The Christchurch to Little River Rail Trail goes from Hornby on the outskirts of Christchurch to Little River, although some parts of it are not yet complete. The first section of the trail was opened in 2006 and the latest in 2012. The total distance is almost 50km, but we cycled part of it – a leisurely three hours cycling from Little River to Lake Ellesmere and back.

The old railway station in Little River, originally opened in 1886 and restored by volunteers, is home to a small museum, craft shop and a tourist information centre. There are brochures about the trail available here and a cafe and gallery next door.

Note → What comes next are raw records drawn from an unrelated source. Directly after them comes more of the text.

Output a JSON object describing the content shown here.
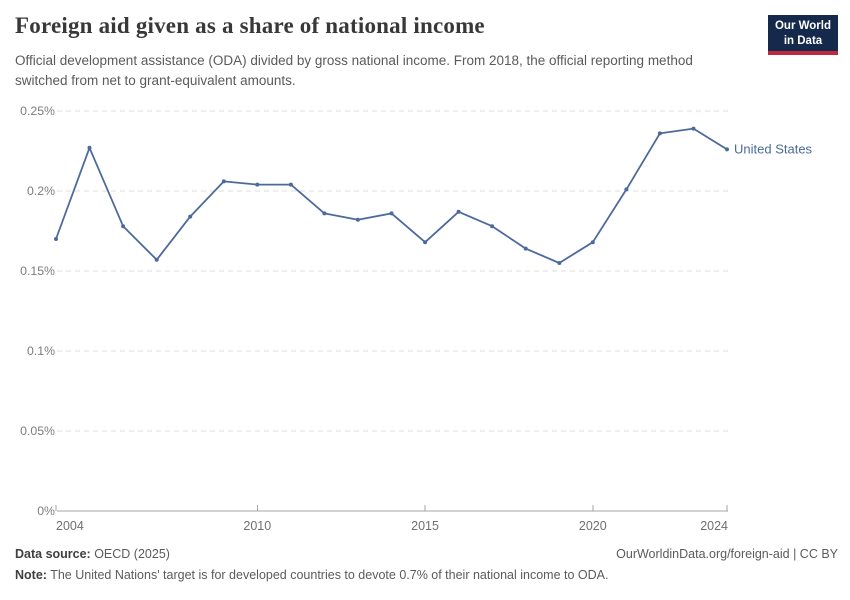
{
  "header": {
    "title": "Foreign aid given as a share of national income",
    "subtitle": "Official development assistance (ODA) divided by gross national income. From 2018, the official reporting method switched from net to grant-equivalent amounts.",
    "logo": {
      "line1": "Our World",
      "line2": "in Data"
    }
  },
  "chart_data": {
    "type": "line",
    "title": "Foreign aid given as a share of national income",
    "x": [
      2004,
      2005,
      2006,
      2007,
      2008,
      2009,
      2010,
      2011,
      2012,
      2013,
      2014,
      2015,
      2016,
      2017,
      2018,
      2019,
      2020,
      2021,
      2022,
      2023,
      2024
    ],
    "series": [
      {
        "name": "United States",
        "values": [
          0.17,
          0.227,
          0.178,
          0.157,
          0.184,
          0.206,
          0.204,
          0.204,
          0.186,
          0.182,
          0.186,
          0.168,
          0.187,
          0.178,
          0.164,
          0.155,
          0.168,
          0.201,
          0.236,
          0.239,
          0.226
        ]
      }
    ],
    "xlabel": "",
    "ylabel": "",
    "unit": "%",
    "ylim": [
      0,
      0.25
    ],
    "x_ticks": [
      2004,
      2010,
      2015,
      2020,
      2024
    ],
    "y_ticks": [
      0,
      0.05,
      0.1,
      0.15,
      0.2,
      0.25
    ],
    "y_tick_labels": [
      "0%",
      "0.05%",
      "0.1%",
      "0.15%",
      "0.2%",
      "0.25%"
    ],
    "grid": "horizontal dashed gridlines",
    "legend_position": "label at end of line"
  },
  "footer": {
    "data_source_label": "Data source:",
    "data_source_value": " OECD (2025)",
    "attribution": "OurWorldinData.org/foreign-aid | CC BY",
    "note_label": "Note:",
    "note_value": " The United Nations' target is for developed countries to devote 0.7% of their national income to ODA."
  },
  "colors": {
    "line": "#4c6a9c",
    "grid": "#dcdcdc",
    "axis": "#a6a6a6",
    "y_tick_text": "#7c7c7c",
    "x_tick_text": "#6f6f6f",
    "logo_bg": "#15294d",
    "logo_red": "#c0293a"
  }
}
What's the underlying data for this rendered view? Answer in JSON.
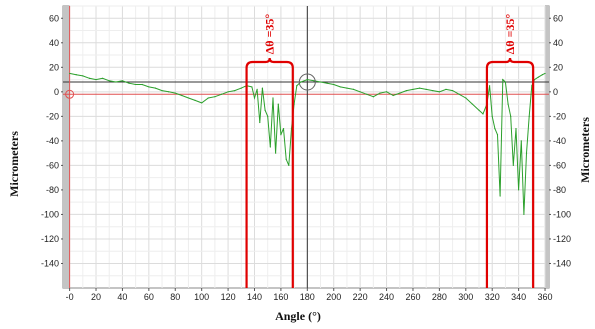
{
  "chart_data": {
    "type": "line",
    "xlabel": "Angle (°)",
    "ylabel_left": "Micrometers",
    "ylabel_right": "Micrometers",
    "xlim": [
      -5,
      363
    ],
    "ylim": [
      -160,
      70
    ],
    "x_ticks": [
      0,
      20,
      40,
      60,
      80,
      100,
      120,
      140,
      160,
      180,
      200,
      220,
      240,
      260,
      280,
      300,
      320,
      340,
      360
    ],
    "x_tick_labels": [
      "-0",
      "20",
      "40",
      "60",
      "80",
      "100",
      "120",
      "140",
      "160",
      "180",
      "200",
      "220",
      "240",
      "260",
      "280",
      "300",
      "320",
      "340",
      "360"
    ],
    "y_ticks": [
      60,
      40,
      20,
      0,
      -20,
      -40,
      -60,
      -80,
      -100,
      -120,
      -140
    ],
    "y_tick_labels": [
      "60",
      "40",
      "20",
      "0",
      "-20",
      "-40",
      "-60",
      "-80",
      "-100",
      "-120",
      "-140"
    ],
    "grid": true,
    "series": [
      {
        "color": "#2ca02c",
        "x": [
          0,
          5,
          10,
          15,
          20,
          25,
          30,
          35,
          40,
          45,
          50,
          55,
          60,
          65,
          70,
          75,
          80,
          85,
          90,
          95,
          100,
          105,
          110,
          115,
          120,
          125,
          130,
          134,
          138,
          140,
          142,
          144,
          146,
          148,
          150,
          152,
          154,
          156,
          158,
          160,
          162,
          164,
          166,
          168,
          170,
          172,
          175,
          180,
          185,
          190,
          195,
          200,
          205,
          210,
          215,
          220,
          225,
          230,
          235,
          240,
          245,
          250,
          255,
          260,
          265,
          270,
          275,
          280,
          285,
          290,
          295,
          300,
          305,
          310,
          313,
          316,
          318,
          320,
          322,
          324,
          326,
          328,
          330,
          332,
          334,
          336,
          338,
          340,
          342,
          344,
          346,
          348,
          350,
          352,
          355,
          358,
          360
        ],
        "y": [
          15,
          14,
          13,
          11,
          10,
          11,
          9,
          8,
          9,
          7,
          6,
          6,
          4,
          3,
          1,
          0,
          -1,
          -3,
          -5,
          -7,
          -9,
          -5,
          -4,
          -2,
          0,
          1,
          3,
          5,
          4,
          -5,
          2,
          -25,
          3,
          -15,
          -20,
          -45,
          -5,
          -50,
          -10,
          -35,
          -30,
          -55,
          -60,
          -30,
          -10,
          5,
          8,
          10,
          9,
          8,
          7,
          6,
          4,
          3,
          2,
          0,
          -2,
          -4,
          -1,
          0,
          -3,
          -1,
          1,
          2,
          3,
          2,
          1,
          0,
          2,
          1,
          -2,
          -5,
          -10,
          -15,
          -18,
          -10,
          5,
          -20,
          -30,
          -35,
          -85,
          10,
          8,
          -10,
          -20,
          -60,
          -30,
          -80,
          -40,
          -100,
          -50,
          -20,
          5,
          10,
          12,
          14,
          15
        ]
      }
    ],
    "reference_lines": [
      {
        "orientation": "horizontal",
        "y": 8,
        "color": "#333333"
      },
      {
        "orientation": "horizontal",
        "y": -2,
        "color": "#e05050"
      },
      {
        "orientation": "vertical",
        "x": 180,
        "color": "#333333"
      },
      {
        "orientation": "vertical",
        "x": 0,
        "color": "#e05050"
      }
    ],
    "brackets": [
      {
        "x_start": 134,
        "x_end": 169,
        "label": "Δθ =35°",
        "color": "#e00000"
      },
      {
        "x_start": 316,
        "x_end": 351,
        "label": "Δθ =35°",
        "color": "#e00000"
      }
    ]
  }
}
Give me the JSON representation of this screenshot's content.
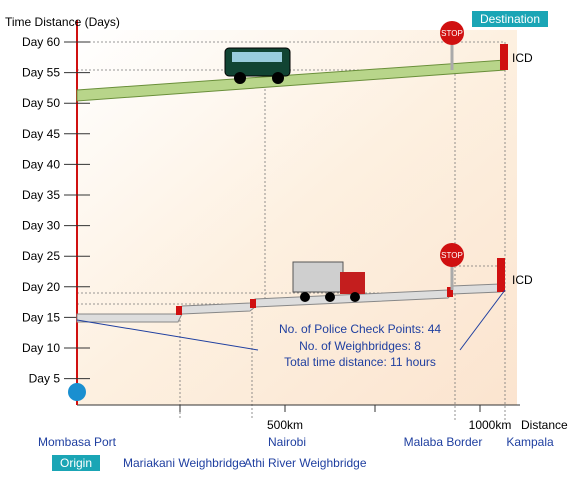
{
  "header": {
    "axis_title": "Time Distance (Days)",
    "destination": "Destination",
    "origin": "Origin"
  },
  "y_labels": [
    "Day 60",
    "Day 55",
    "Day 50",
    "Day 45",
    "Day 40",
    "Day 35",
    "Day 30",
    "Day 25",
    "Day 20",
    "Day 15",
    "Day 10",
    "Day  5"
  ],
  "x_labels": {
    "km500": "500km",
    "km1000": "1000km",
    "axis": "Distance"
  },
  "places": {
    "mombasa": "Mombasa Port",
    "nairobi": "Nairobi",
    "malaba": "Malaba Border",
    "kampala": "Kampala",
    "mariakani": "Mariakani Weighbridge",
    "athi": "Athi River Weighbridge"
  },
  "end_labels": [
    "ICD",
    "ICD"
  ],
  "stop": "STOP",
  "notes": [
    "No. of Police Check Points: 44",
    "No. of Weighbridges: 8",
    "Total time distance: 11 hours"
  ]
}
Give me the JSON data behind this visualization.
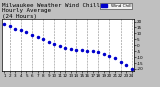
{
  "title_line1": "Milwaukee Weather Wind Chill",
  "title_line2": "Hourly Average",
  "title_line3": "(24 Hours)",
  "hours": [
    1,
    2,
    3,
    4,
    5,
    6,
    7,
    8,
    9,
    10,
    11,
    12,
    13,
    14,
    15,
    16,
    17,
    18,
    19,
    20,
    21,
    22,
    23,
    24
  ],
  "wind_chill": [
    18,
    16,
    14,
    13,
    11,
    9,
    7,
    5,
    3,
    1,
    -1,
    -2,
    -3,
    -4,
    -4,
    -5,
    -5,
    -6,
    -7,
    -9,
    -11,
    -14,
    -17,
    -20
  ],
  "dot_color": "#0000cc",
  "bg_color": "#c0c0c0",
  "plot_bg": "#ffffff",
  "ylim": [
    -22,
    22
  ],
  "ytick_right_values": [
    20,
    15,
    10,
    5,
    0,
    -5,
    -10,
    -15,
    -20
  ],
  "ytick_right_labels": [
    "20",
    "15",
    "10",
    "5",
    "0",
    "-5",
    "-10",
    "-15",
    "-20"
  ],
  "grid_color": "#888888",
  "title_fontsize": 4.2,
  "tick_fontsize": 3.0,
  "legend_label": "Wind Chill",
  "legend_color": "#0000cc",
  "dot_size": 1.5
}
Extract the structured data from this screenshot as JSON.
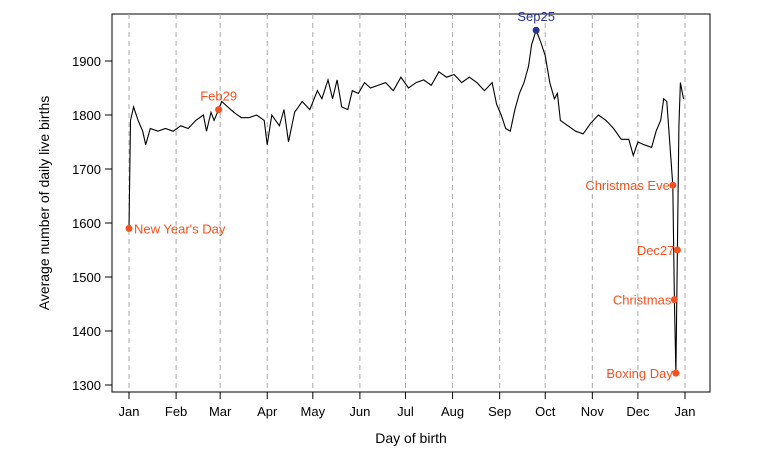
{
  "chart_data": {
    "type": "line",
    "xlabel": "Day of birth",
    "ylabel": "Average number of daily live births",
    "xlim": [
      1,
      366
    ],
    "ylim": [
      1300,
      1980
    ],
    "yticks": [
      1300,
      1400,
      1500,
      1600,
      1700,
      1800,
      1900
    ],
    "xticks": [
      {
        "label": "Jan",
        "day": 1
      },
      {
        "label": "Feb",
        "day": 32
      },
      {
        "label": "Mar",
        "day": 61
      },
      {
        "label": "Apr",
        "day": 92
      },
      {
        "label": "May",
        "day": 122
      },
      {
        "label": "Jun",
        "day": 153
      },
      {
        "label": "Jul",
        "day": 183
      },
      {
        "label": "Aug",
        "day": 214
      },
      {
        "label": "Sep",
        "day": 245
      },
      {
        "label": "Oct",
        "day": 275
      },
      {
        "label": "Nov",
        "day": 306
      },
      {
        "label": "Dec",
        "day": 336
      },
      {
        "label": "Jan",
        "day": 367
      }
    ],
    "grid": "vertical dashed at month starts",
    "line_color": "#000000",
    "series": [
      [
        1,
        1590
      ],
      [
        2,
        1790
      ],
      [
        4,
        1815
      ],
      [
        7,
        1790
      ],
      [
        10,
        1770
      ],
      [
        12,
        1745
      ],
      [
        15,
        1775
      ],
      [
        20,
        1770
      ],
      [
        25,
        1775
      ],
      [
        30,
        1770
      ],
      [
        35,
        1780
      ],
      [
        40,
        1775
      ],
      [
        45,
        1790
      ],
      [
        50,
        1800
      ],
      [
        52,
        1770
      ],
      [
        55,
        1805
      ],
      [
        57,
        1790
      ],
      [
        60,
        1810
      ],
      [
        62,
        1825
      ],
      [
        66,
        1815
      ],
      [
        70,
        1805
      ],
      [
        75,
        1795
      ],
      [
        80,
        1795
      ],
      [
        85,
        1800
      ],
      [
        90,
        1790
      ],
      [
        92,
        1745
      ],
      [
        95,
        1800
      ],
      [
        100,
        1780
      ],
      [
        103,
        1810
      ],
      [
        106,
        1750
      ],
      [
        110,
        1805
      ],
      [
        115,
        1825
      ],
      [
        120,
        1810
      ],
      [
        125,
        1845
      ],
      [
        128,
        1830
      ],
      [
        132,
        1865
      ],
      [
        135,
        1830
      ],
      [
        138,
        1865
      ],
      [
        141,
        1815
      ],
      [
        145,
        1810
      ],
      [
        148,
        1845
      ],
      [
        152,
        1840
      ],
      [
        156,
        1860
      ],
      [
        160,
        1850
      ],
      [
        165,
        1855
      ],
      [
        170,
        1860
      ],
      [
        175,
        1845
      ],
      [
        180,
        1870
      ],
      [
        185,
        1850
      ],
      [
        190,
        1860
      ],
      [
        195,
        1865
      ],
      [
        200,
        1855
      ],
      [
        205,
        1880
      ],
      [
        210,
        1870
      ],
      [
        215,
        1875
      ],
      [
        220,
        1860
      ],
      [
        225,
        1870
      ],
      [
        230,
        1860
      ],
      [
        235,
        1845
      ],
      [
        240,
        1860
      ],
      [
        243,
        1820
      ],
      [
        246,
        1800
      ],
      [
        249,
        1775
      ],
      [
        252,
        1770
      ],
      [
        255,
        1810
      ],
      [
        258,
        1840
      ],
      [
        261,
        1860
      ],
      [
        264,
        1890
      ],
      [
        266,
        1930
      ],
      [
        269,
        1957
      ],
      [
        272,
        1935
      ],
      [
        275,
        1910
      ],
      [
        278,
        1860
      ],
      [
        281,
        1830
      ],
      [
        283,
        1840
      ],
      [
        285,
        1790
      ],
      [
        290,
        1780
      ],
      [
        295,
        1770
      ],
      [
        300,
        1765
      ],
      [
        305,
        1785
      ],
      [
        310,
        1800
      ],
      [
        315,
        1790
      ],
      [
        320,
        1775
      ],
      [
        325,
        1755
      ],
      [
        330,
        1755
      ],
      [
        333,
        1725
      ],
      [
        336,
        1750
      ],
      [
        340,
        1745
      ],
      [
        345,
        1740
      ],
      [
        348,
        1770
      ],
      [
        351,
        1790
      ],
      [
        353,
        1830
      ],
      [
        355,
        1825
      ],
      [
        359,
        1670
      ],
      [
        360,
        1458
      ],
      [
        361,
        1322
      ],
      [
        362,
        1550
      ],
      [
        363,
        1780
      ],
      [
        364,
        1860
      ],
      [
        366,
        1830
      ]
    ],
    "annotations": [
      {
        "label": "New Year's Day",
        "day": 1,
        "value": 1590,
        "color": "#f4511e",
        "side": "right"
      },
      {
        "label": "Feb29",
        "day": 60,
        "value": 1810,
        "color": "#f4511e",
        "side": "above"
      },
      {
        "label": "Sep25",
        "day": 269,
        "value": 1957,
        "color": "#283593",
        "side": "above"
      },
      {
        "label": "Christmas Eve",
        "day": 359,
        "value": 1670,
        "color": "#f4511e",
        "side": "left"
      },
      {
        "label": "Dec27",
        "day": 362,
        "value": 1550,
        "color": "#f4511e",
        "side": "left"
      },
      {
        "label": "Christmas",
        "day": 360,
        "value": 1458,
        "color": "#f4511e",
        "side": "left"
      },
      {
        "label": "Boxing Day",
        "day": 361,
        "value": 1322,
        "color": "#f4511e",
        "side": "left"
      }
    ]
  }
}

Although we took our car along many of the peninsula's windy and mountainous roads and visited several beautiful beaches as well as enjoying the harbour and the French ambiance of Akaroa village there is much more to see on Banks Peninsula.
We will definitely return on a road trip again in the future.

More information

There is a variety of motorhome accommodation on the Banks Peninsula. We stayed at the Little River Hotel which has space at the rear for several motorhomes. We also freedom camped at French Farm Bay.

Akaroa Visitor Information Centre is located at 120, Rue Jolie, Akaroa.